“If today we don’t have the strength to win back all of our territory, maybe the West will find the strength to put Putin in his place … at the [negotiating] table and diplomatically deal with this war,” he added, while again lamenting that Ukraine would be in a different situation today had the West given Kyiv all it asked for earlier in the war.
On the other hand, Zelenskyy said, Ukraine will never recognize its occupied territories as Russian. “This is not about compromise. This means he [Putin] will get away with everything again. This is impossible.”
Russia currently occupies some 18 percent of Ukrainian territory (111,677 square kilometers), including Crimea and parts of the Donbas area in eastern Ukraine that the Kremlin has occupied since 2014, according to Ukrainian monitoring project DeepState.

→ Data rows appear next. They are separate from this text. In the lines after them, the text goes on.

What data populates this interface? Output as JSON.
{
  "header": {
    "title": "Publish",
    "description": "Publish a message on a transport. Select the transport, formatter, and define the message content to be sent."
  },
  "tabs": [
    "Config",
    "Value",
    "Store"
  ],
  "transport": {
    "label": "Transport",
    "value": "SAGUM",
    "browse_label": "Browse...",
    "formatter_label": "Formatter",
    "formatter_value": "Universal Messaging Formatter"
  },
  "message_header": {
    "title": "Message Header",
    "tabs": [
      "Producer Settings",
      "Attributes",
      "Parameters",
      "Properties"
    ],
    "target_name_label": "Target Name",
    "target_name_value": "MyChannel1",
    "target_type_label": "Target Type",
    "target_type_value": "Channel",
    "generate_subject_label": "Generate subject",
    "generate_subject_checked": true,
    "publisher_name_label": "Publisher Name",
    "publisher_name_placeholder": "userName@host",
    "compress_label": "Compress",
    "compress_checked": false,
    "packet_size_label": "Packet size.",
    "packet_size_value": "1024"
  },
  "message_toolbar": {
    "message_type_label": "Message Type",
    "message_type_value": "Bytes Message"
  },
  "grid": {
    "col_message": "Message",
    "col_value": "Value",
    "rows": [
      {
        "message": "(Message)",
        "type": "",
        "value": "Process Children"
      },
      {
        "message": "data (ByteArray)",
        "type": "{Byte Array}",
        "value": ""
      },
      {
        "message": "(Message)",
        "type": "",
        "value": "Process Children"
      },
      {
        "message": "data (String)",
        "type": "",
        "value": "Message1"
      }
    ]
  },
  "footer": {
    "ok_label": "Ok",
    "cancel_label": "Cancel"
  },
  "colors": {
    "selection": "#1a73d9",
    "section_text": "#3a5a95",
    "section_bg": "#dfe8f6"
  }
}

Since 2022, Ukraine has liberated 42,000 square kilometers of occupied land, but little since 2023. A summer offensive this year saw Russian troops advance rapidly in the Donetsk region, stage a return to the Kharkiv region, and mount assaults in Kherson and Zaporizhzhia.
Russian President Vladimir Putin illegally claimed title to four regions in Ukraine (Zaporizhzhia, Donetsk, Luhansk and Kherson) following sham referendums in 2022, even though Kremlin troops don’t fully control the regions today.
Putin has also warned Kyiv that it must withdraw from all four regions if it wants to start talks to end the war.